In the world of enterprise SaaS, flexibility is a double-edged sword. Work management platform Smartsheet provides users with a blank canvas toolkit to build anything from simple checklists to massive capital infrastructure portfolios; customers include Arc’teryx, Bayer, HP, Fox Sports, Puma, and Uber.
But that same flexibility creates a data engineering challenge: how do you map the invisible web of relationships between millions of users and potentially billions of disparate assets in a way that can remove meaningful friction for users – particularly when your software’s features are built on microservices?
And how do you integrate AI in a way that lets it provide unique insights and intelligent recommendations for users, securely, transparently and traceably?
For Divya Moorjaney, a Principal ML Engineer at Smartsheet, the answer was unlikely to be found in the rows and columns of a relational database.

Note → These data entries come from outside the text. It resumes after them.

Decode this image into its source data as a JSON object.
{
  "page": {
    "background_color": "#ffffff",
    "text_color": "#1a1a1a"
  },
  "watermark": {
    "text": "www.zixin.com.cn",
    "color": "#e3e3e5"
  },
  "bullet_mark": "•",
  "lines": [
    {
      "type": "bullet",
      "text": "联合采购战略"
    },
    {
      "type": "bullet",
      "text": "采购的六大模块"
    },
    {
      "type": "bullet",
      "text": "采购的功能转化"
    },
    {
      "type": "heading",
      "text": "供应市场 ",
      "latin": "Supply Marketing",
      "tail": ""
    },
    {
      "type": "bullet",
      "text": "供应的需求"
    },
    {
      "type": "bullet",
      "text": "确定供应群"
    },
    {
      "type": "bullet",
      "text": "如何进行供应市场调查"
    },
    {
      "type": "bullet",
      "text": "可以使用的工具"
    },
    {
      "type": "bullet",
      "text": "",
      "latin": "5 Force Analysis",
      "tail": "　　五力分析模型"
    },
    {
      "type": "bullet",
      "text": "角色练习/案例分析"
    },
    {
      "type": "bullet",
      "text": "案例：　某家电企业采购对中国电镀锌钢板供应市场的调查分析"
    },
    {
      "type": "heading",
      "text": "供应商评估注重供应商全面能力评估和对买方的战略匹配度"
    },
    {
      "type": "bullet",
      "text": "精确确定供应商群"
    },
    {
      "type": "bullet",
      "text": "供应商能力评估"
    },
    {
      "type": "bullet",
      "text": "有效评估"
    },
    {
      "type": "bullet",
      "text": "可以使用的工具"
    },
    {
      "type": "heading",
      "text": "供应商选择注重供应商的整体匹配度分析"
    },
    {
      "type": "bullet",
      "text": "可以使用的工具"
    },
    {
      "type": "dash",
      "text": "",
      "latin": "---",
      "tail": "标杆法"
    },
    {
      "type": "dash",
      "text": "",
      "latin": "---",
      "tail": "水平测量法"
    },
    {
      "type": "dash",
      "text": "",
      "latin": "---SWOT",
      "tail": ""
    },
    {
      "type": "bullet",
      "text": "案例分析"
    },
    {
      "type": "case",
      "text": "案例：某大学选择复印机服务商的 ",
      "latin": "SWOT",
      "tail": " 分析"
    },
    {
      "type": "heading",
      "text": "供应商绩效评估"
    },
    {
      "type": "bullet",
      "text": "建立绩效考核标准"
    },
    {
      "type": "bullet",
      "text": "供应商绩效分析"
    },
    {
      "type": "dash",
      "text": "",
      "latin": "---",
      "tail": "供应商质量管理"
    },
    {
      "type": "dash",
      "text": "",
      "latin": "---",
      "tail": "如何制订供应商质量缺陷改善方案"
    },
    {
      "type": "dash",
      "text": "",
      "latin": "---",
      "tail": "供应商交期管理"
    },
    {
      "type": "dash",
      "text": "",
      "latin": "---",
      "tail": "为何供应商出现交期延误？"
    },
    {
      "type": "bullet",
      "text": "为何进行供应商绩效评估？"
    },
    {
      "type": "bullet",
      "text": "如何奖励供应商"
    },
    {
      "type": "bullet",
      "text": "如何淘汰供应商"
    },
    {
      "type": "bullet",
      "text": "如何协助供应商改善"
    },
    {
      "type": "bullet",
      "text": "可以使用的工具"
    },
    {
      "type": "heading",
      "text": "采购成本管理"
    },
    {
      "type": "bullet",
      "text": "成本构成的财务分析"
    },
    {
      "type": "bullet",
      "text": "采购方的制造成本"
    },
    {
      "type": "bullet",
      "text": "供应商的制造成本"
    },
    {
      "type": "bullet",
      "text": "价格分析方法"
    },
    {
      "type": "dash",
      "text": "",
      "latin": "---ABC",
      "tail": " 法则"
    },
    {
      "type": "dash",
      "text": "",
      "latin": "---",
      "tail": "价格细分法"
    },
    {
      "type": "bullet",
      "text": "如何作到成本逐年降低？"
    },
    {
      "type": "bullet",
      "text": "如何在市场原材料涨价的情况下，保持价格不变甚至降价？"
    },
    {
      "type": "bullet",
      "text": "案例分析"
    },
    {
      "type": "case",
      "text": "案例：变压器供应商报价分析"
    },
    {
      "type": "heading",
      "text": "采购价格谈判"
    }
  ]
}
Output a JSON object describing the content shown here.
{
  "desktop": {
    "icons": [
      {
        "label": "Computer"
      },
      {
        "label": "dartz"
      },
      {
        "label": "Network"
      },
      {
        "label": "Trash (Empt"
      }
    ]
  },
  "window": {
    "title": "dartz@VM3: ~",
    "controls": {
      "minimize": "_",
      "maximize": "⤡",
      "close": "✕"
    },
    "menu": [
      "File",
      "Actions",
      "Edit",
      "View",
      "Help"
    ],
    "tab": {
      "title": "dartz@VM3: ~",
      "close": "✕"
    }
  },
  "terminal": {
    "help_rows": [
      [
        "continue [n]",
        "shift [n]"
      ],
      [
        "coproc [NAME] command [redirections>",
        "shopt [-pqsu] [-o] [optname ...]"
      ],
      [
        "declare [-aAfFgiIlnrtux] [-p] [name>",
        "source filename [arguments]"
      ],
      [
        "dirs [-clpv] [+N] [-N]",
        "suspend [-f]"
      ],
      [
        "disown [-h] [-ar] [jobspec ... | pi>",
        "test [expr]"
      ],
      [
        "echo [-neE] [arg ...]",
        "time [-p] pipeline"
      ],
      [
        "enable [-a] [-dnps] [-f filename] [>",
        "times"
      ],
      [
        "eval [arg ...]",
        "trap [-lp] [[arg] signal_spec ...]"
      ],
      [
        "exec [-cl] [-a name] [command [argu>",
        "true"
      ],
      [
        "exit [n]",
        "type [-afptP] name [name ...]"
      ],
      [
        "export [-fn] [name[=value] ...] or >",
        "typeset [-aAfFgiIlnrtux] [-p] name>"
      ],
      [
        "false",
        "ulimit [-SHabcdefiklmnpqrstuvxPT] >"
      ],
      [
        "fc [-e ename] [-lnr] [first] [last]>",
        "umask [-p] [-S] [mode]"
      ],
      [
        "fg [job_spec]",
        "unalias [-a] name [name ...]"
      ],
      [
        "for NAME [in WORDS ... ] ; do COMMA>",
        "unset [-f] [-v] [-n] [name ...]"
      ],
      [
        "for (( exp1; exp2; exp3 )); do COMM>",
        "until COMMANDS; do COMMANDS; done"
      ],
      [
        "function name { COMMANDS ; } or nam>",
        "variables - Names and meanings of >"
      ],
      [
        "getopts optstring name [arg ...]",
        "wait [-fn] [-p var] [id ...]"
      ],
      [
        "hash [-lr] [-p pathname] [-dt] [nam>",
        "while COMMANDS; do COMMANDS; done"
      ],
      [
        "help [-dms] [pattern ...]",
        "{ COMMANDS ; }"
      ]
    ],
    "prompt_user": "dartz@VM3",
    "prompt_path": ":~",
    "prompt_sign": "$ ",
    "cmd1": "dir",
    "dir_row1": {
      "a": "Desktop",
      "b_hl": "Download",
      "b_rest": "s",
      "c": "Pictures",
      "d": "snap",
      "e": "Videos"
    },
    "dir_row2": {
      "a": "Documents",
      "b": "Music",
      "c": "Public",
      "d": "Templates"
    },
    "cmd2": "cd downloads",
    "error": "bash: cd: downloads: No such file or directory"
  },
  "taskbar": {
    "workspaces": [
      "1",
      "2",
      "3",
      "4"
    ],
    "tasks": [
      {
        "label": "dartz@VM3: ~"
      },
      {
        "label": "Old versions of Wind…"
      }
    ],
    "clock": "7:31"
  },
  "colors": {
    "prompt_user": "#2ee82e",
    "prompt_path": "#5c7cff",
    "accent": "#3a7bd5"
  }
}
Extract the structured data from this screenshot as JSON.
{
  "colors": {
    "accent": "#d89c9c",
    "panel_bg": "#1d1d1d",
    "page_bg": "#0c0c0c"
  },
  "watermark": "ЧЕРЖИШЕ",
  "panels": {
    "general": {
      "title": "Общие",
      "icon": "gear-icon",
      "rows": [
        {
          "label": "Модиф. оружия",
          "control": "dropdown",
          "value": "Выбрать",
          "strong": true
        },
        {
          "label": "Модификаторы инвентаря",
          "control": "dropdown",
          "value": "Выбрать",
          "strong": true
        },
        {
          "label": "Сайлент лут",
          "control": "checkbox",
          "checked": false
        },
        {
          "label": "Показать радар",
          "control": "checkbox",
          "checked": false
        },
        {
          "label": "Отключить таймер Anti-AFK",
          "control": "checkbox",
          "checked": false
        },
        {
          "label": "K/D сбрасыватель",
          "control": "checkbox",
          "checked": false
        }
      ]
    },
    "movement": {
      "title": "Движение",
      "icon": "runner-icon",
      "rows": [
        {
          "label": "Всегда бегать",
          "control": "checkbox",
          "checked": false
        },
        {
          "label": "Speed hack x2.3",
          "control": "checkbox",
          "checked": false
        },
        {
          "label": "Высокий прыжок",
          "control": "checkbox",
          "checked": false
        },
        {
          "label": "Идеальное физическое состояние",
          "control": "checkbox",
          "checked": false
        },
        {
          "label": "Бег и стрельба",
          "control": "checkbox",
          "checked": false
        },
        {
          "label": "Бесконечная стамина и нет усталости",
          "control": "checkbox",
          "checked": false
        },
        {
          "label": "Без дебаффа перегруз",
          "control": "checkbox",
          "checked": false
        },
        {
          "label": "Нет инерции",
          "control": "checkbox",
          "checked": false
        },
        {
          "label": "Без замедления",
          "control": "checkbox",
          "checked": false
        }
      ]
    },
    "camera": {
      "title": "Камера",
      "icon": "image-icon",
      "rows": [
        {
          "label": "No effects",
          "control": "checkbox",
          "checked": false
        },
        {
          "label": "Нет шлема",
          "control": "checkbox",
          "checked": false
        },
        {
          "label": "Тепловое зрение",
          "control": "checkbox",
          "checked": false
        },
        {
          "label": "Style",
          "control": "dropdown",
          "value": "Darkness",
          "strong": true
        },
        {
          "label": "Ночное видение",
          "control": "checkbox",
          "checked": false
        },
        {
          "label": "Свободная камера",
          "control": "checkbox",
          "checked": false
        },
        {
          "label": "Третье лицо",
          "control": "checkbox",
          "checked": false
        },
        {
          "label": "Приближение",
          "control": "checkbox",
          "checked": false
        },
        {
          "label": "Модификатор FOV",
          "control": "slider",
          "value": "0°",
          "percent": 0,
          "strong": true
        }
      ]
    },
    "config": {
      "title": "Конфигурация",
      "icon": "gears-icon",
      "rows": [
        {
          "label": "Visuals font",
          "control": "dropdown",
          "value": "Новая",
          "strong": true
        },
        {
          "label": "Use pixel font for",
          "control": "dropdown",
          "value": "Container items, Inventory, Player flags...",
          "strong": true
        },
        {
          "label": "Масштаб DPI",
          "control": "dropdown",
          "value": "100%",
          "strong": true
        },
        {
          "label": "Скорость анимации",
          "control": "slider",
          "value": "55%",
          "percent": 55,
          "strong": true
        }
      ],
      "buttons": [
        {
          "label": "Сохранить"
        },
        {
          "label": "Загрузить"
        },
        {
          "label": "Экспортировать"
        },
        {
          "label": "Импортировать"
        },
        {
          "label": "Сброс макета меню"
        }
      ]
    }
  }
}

Instead, she told The Stack, Smartsheet adopted a graph-based data model, built on the Amazon Neptune managed service, that has changed how the company handles entity resolution and real-time recommendations at scale.
To the uninitiated, building a recommendation engine to suggest collaborators might seem like a solved problem. In a typical, small SQL environment, for example, you might simply query for users who have accessed the same file.
But at Smartsheet’s scale (it serves over 100,000 enterprise customers and tens of millions of users) those connections are actually rarely linear.
"The Smartsheet Knowledge Graph is a flexible, unified data model that connects people, content, and work," Moorjaney explains.
It’s already providing customers with smart sharing suggestions, suggesting contacts users frequently collaborate with. The Smartsheet roadmap includes plans to serve customers with more personalized workspace insights, including through new AI agents and AI capabilities that understand the full context of users’ work and can offer contextual guidance and recommendations to optimize their projects.
In a standard relational database (RDBMS) or even a noSQL one, discovering signals that enable collaboration recommendations with the level of depth Smartsheet is targeting might require complex operations that become exponentially more expensive as the depth of the connection increases.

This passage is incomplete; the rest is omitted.